Shares of General Electric Co. took a dive Friday, with losses accelerating after Chief Executive John Flannery’s comments during the post-earnings conference call helped take the shine off better-than-expected second-quarter results.
The struggling industrial conglomerate reported an adjusted profit and revenue that fell from a year ago but beat analyst expectations, with even its biggest but most troublesome power business topping revenue forecasts.
The shares GE, -4.44% shot up as much as 2.7% in premarket trade after the results were released, at 6:30 a.m. ET, then pared gains to trade little changed as the conference call with analysts started at 8:30 a.m.
Once again, like what happened in May, Flannery’s comments about the outlook created more drama for investors. The stock took a nose dive following the opening bell, and was down 4.2% in afternoon trade.
The stock was the most actively traded on major U.S. exchanges, with volume surging to over 150 million shares, more than double the full-day average.
In May, Flannery suggested one reason the stock started selling off after he started talking was because investors, who were wondering “what’s taking so long?” to fix the company’s problems, weren’t happy with his style of being “deliberate and then moving when things make sense as opposed to moving just because somebody wants us to.”
On Friday, Flannery seemed less deliberate by saying the company was working “intensely” to fix the issues in the power business, with “a total sense of urgency.” But then he followed that by saying, “It’s going to be a multiyear fix, with some volatility.”
And while the company was executing on its turnaround plan and “energized” by the path forward, he said the current outlook for earnings per share “is at the low end” of the previously provided guidance range of $1.00 to $1.07.
In response to an analyst’s question about the potential effects of tariffs imposed by the Trump administration, Flannery said he didn’t see a major financial impact yet, “certainly not in our 2018 guidance.” But he added at caveat, that GE is a company “that’s built for fair and open trade” with a “massively global business” in every sense.
“And our view right now is we hope and we expect that ultimately these matters reach sensible negotiated conclusion, and we think that’s really in the best interest of all parties involved,” Flannery said, according to a transcript provided by FactSet. “So we’re watching this carefully, but I think the financial parameter, we’ve got a good handle on.”
Perhaps “hope” and “I think” weren’t exactly the words to inspire investors, when the stock has plunged 51% over the past 12 months, while the SPDR Industrial Select Sector exchange-traded fund XLI, -0.11% has gained 8.3% and Dow Jones Industrial Average DJIA, -0.03% has climbed 16%.

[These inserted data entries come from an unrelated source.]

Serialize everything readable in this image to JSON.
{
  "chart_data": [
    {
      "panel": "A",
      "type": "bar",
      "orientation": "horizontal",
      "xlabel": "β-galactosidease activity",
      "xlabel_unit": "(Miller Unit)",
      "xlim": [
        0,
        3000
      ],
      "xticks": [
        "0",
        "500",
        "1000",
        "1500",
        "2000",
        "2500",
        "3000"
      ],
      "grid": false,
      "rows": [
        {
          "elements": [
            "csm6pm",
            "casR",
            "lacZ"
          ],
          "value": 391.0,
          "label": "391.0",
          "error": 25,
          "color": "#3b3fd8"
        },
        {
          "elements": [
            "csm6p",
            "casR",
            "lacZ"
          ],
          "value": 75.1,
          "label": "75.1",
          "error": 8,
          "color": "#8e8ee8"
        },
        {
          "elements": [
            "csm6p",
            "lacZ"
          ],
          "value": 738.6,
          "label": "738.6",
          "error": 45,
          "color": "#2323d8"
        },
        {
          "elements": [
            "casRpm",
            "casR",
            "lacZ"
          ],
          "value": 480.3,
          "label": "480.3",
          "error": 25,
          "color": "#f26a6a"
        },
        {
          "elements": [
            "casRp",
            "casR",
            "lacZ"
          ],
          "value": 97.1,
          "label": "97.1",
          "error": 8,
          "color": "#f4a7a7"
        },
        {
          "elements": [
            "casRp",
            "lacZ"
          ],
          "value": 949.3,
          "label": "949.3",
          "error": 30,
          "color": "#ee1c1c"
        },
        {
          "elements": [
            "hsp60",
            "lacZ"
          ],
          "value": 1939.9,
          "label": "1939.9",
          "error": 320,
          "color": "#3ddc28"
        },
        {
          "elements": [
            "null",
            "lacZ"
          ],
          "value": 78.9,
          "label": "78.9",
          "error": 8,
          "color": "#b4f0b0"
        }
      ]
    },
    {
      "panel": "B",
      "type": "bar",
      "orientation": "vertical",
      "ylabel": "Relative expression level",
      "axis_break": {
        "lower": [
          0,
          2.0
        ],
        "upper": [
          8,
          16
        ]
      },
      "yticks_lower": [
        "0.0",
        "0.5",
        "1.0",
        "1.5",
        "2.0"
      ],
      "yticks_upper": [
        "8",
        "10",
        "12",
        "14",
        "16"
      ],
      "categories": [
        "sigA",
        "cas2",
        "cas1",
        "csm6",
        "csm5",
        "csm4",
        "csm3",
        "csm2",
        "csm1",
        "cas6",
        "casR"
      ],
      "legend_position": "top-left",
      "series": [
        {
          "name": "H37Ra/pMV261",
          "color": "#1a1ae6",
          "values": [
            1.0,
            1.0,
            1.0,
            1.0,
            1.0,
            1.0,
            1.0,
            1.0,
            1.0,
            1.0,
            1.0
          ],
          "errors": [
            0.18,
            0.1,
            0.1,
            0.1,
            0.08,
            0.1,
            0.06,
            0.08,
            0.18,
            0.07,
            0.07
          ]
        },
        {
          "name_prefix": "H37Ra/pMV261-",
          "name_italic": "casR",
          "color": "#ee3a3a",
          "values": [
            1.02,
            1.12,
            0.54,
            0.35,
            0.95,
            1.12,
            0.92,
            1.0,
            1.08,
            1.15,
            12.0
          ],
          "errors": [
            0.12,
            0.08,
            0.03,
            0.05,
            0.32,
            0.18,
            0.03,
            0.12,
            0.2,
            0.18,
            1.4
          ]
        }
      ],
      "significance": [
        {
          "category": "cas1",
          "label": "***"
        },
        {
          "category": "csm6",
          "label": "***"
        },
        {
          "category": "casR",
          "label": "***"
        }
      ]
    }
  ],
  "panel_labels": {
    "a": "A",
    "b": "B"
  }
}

CFRA analysts Elizabeth Vermillion and Jim Corridore reiterated their hold rating on the stock, but trimmed their price target to $15 from $16, citing “challenges related to GE’s turnaround and restructuring.”

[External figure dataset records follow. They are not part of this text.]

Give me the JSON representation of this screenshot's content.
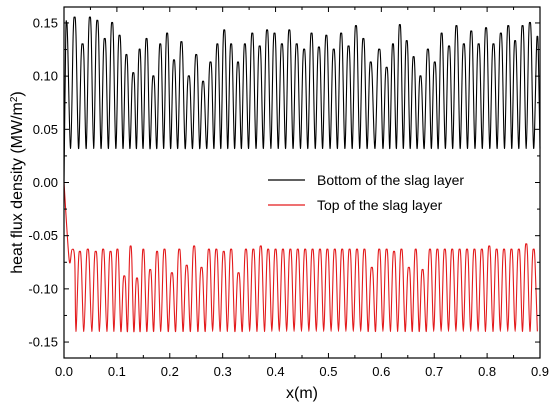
{
  "chart_data": {
    "type": "line",
    "xlabel": "x(m)",
    "ylabel": {
      "prefix": "heat flux density (MW/m",
      "sup": "2",
      "suffix": ")"
    },
    "xlim": [
      0.0,
      0.9
    ],
    "ylim": [
      -0.165,
      0.165
    ],
    "x_ticks": [
      "0.0",
      "0.1",
      "0.2",
      "0.3",
      "0.4",
      "0.5",
      "0.6",
      "0.7",
      "0.8",
      "0.9"
    ],
    "y_ticks": [
      "-0.15",
      "-0.10",
      "-0.05",
      "0.00",
      "0.05",
      "0.10",
      "0.15"
    ],
    "grid": false,
    "legend_position": "center-right",
    "series": [
      {
        "name": "Bottom of the slag layer",
        "color": "#000000",
        "start": [
          0.0,
          0.0
        ],
        "baseline": 0.032,
        "peaks": [
          [
            0.005,
            0.15
          ],
          [
            0.02,
            0.155
          ],
          [
            0.035,
            0.13
          ],
          [
            0.049,
            0.155
          ],
          [
            0.063,
            0.152
          ],
          [
            0.077,
            0.135
          ],
          [
            0.091,
            0.15
          ],
          [
            0.105,
            0.138
          ],
          [
            0.118,
            0.12
          ],
          [
            0.131,
            0.103
          ],
          [
            0.143,
            0.125
          ],
          [
            0.156,
            0.135
          ],
          [
            0.169,
            0.1
          ],
          [
            0.182,
            0.13
          ],
          [
            0.195,
            0.14
          ],
          [
            0.208,
            0.115
          ],
          [
            0.222,
            0.132
          ],
          [
            0.236,
            0.1
          ],
          [
            0.25,
            0.12
          ],
          [
            0.263,
            0.095
          ],
          [
            0.277,
            0.113
          ],
          [
            0.29,
            0.13
          ],
          [
            0.303,
            0.143
          ],
          [
            0.316,
            0.13
          ],
          [
            0.329,
            0.113
          ],
          [
            0.342,
            0.13
          ],
          [
            0.356,
            0.14
          ],
          [
            0.37,
            0.128
          ],
          [
            0.384,
            0.143
          ],
          [
            0.398,
            0.14
          ],
          [
            0.412,
            0.13
          ],
          [
            0.426,
            0.143
          ],
          [
            0.44,
            0.13
          ],
          [
            0.454,
            0.125
          ],
          [
            0.468,
            0.14
          ],
          [
            0.482,
            0.127
          ],
          [
            0.496,
            0.138
          ],
          [
            0.51,
            0.125
          ],
          [
            0.524,
            0.14
          ],
          [
            0.538,
            0.128
          ],
          [
            0.552,
            0.147
          ],
          [
            0.566,
            0.135
          ],
          [
            0.58,
            0.113
          ],
          [
            0.596,
            0.125
          ],
          [
            0.61,
            0.108
          ],
          [
            0.622,
            0.13
          ],
          [
            0.635,
            0.148
          ],
          [
            0.648,
            0.133
          ],
          [
            0.661,
            0.118
          ],
          [
            0.674,
            0.1
          ],
          [
            0.688,
            0.125
          ],
          [
            0.701,
            0.113
          ],
          [
            0.714,
            0.14
          ],
          [
            0.728,
            0.128
          ],
          [
            0.742,
            0.147
          ],
          [
            0.756,
            0.13
          ],
          [
            0.77,
            0.142
          ],
          [
            0.784,
            0.13
          ],
          [
            0.798,
            0.145
          ],
          [
            0.812,
            0.13
          ],
          [
            0.826,
            0.14
          ],
          [
            0.84,
            0.147
          ],
          [
            0.853,
            0.133
          ],
          [
            0.867,
            0.147
          ],
          [
            0.881,
            0.15
          ],
          [
            0.895,
            0.137
          ]
        ]
      },
      {
        "name": "Top of the slag layer",
        "color": "#e31a1c",
        "start": [
          0.0,
          0.0
        ],
        "baseline": -0.14,
        "peaks": [
          [
            0.015,
            -0.063
          ],
          [
            0.03,
            -0.065
          ],
          [
            0.045,
            -0.063
          ],
          [
            0.06,
            -0.065
          ],
          [
            0.074,
            -0.063
          ],
          [
            0.088,
            -0.065
          ],
          [
            0.101,
            -0.063
          ],
          [
            0.114,
            -0.088
          ],
          [
            0.126,
            -0.06
          ],
          [
            0.138,
            -0.09
          ],
          [
            0.15,
            -0.063
          ],
          [
            0.163,
            -0.082
          ],
          [
            0.176,
            -0.065
          ],
          [
            0.19,
            -0.063
          ],
          [
            0.204,
            -0.085
          ],
          [
            0.218,
            -0.063
          ],
          [
            0.232,
            -0.078
          ],
          [
            0.246,
            -0.06
          ],
          [
            0.26,
            -0.08
          ],
          [
            0.274,
            -0.063
          ],
          [
            0.288,
            -0.063
          ],
          [
            0.302,
            -0.065
          ],
          [
            0.316,
            -0.063
          ],
          [
            0.33,
            -0.085
          ],
          [
            0.344,
            -0.063
          ],
          [
            0.358,
            -0.063
          ],
          [
            0.372,
            -0.06
          ],
          [
            0.386,
            -0.063
          ],
          [
            0.4,
            -0.063
          ],
          [
            0.414,
            -0.063
          ],
          [
            0.428,
            -0.063
          ],
          [
            0.442,
            -0.063
          ],
          [
            0.456,
            -0.063
          ],
          [
            0.47,
            -0.063
          ],
          [
            0.484,
            -0.063
          ],
          [
            0.498,
            -0.063
          ],
          [
            0.512,
            -0.063
          ],
          [
            0.526,
            -0.063
          ],
          [
            0.54,
            -0.063
          ],
          [
            0.554,
            -0.063
          ],
          [
            0.568,
            -0.063
          ],
          [
            0.582,
            -0.08
          ],
          [
            0.596,
            -0.063
          ],
          [
            0.61,
            -0.063
          ],
          [
            0.624,
            -0.065
          ],
          [
            0.638,
            -0.063
          ],
          [
            0.652,
            -0.08
          ],
          [
            0.665,
            -0.063
          ],
          [
            0.678,
            -0.082
          ],
          [
            0.692,
            -0.063
          ],
          [
            0.706,
            -0.063
          ],
          [
            0.72,
            -0.063
          ],
          [
            0.734,
            -0.063
          ],
          [
            0.748,
            -0.063
          ],
          [
            0.762,
            -0.063
          ],
          [
            0.776,
            -0.063
          ],
          [
            0.79,
            -0.063
          ],
          [
            0.804,
            -0.06
          ],
          [
            0.818,
            -0.063
          ],
          [
            0.832,
            -0.063
          ],
          [
            0.846,
            -0.063
          ],
          [
            0.86,
            -0.063
          ],
          [
            0.874,
            -0.058
          ],
          [
            0.888,
            -0.063
          ]
        ]
      }
    ]
  }
}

And as the power market showed no sign of improvement, Vermillion and Corridore said “we expect this turnaround to take a long time to play out.”

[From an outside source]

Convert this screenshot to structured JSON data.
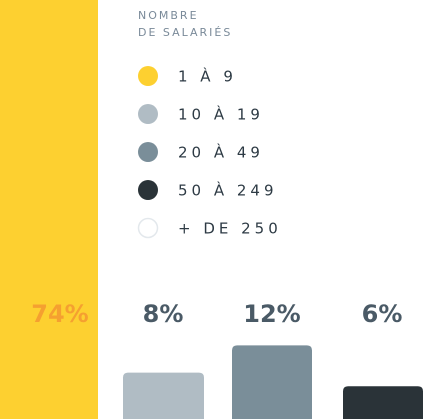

GE keeps its promise for a cleaner, simpler earnings report
On the bright side, GE has followed through on its pledge to report earnings in a “much cleaner” and “much simpler” way, and to be more consistent and transparent in displaying financial data.
For the third straight quarter, GE has provided EPS numbers in easily-viewable bullet points at the top of the release, and provided financial tables up high in the release so investors can quickly assess the performance of each business segment.
And for the second straight quarter, the company described earnings to be compared with consensus analyst estimates by the more widely used phrase of “adjusted EPS,” rather than the more confusing “industrial operating + verticals EPS.”
Now the company just has to make its conference calls cleaner and simpler.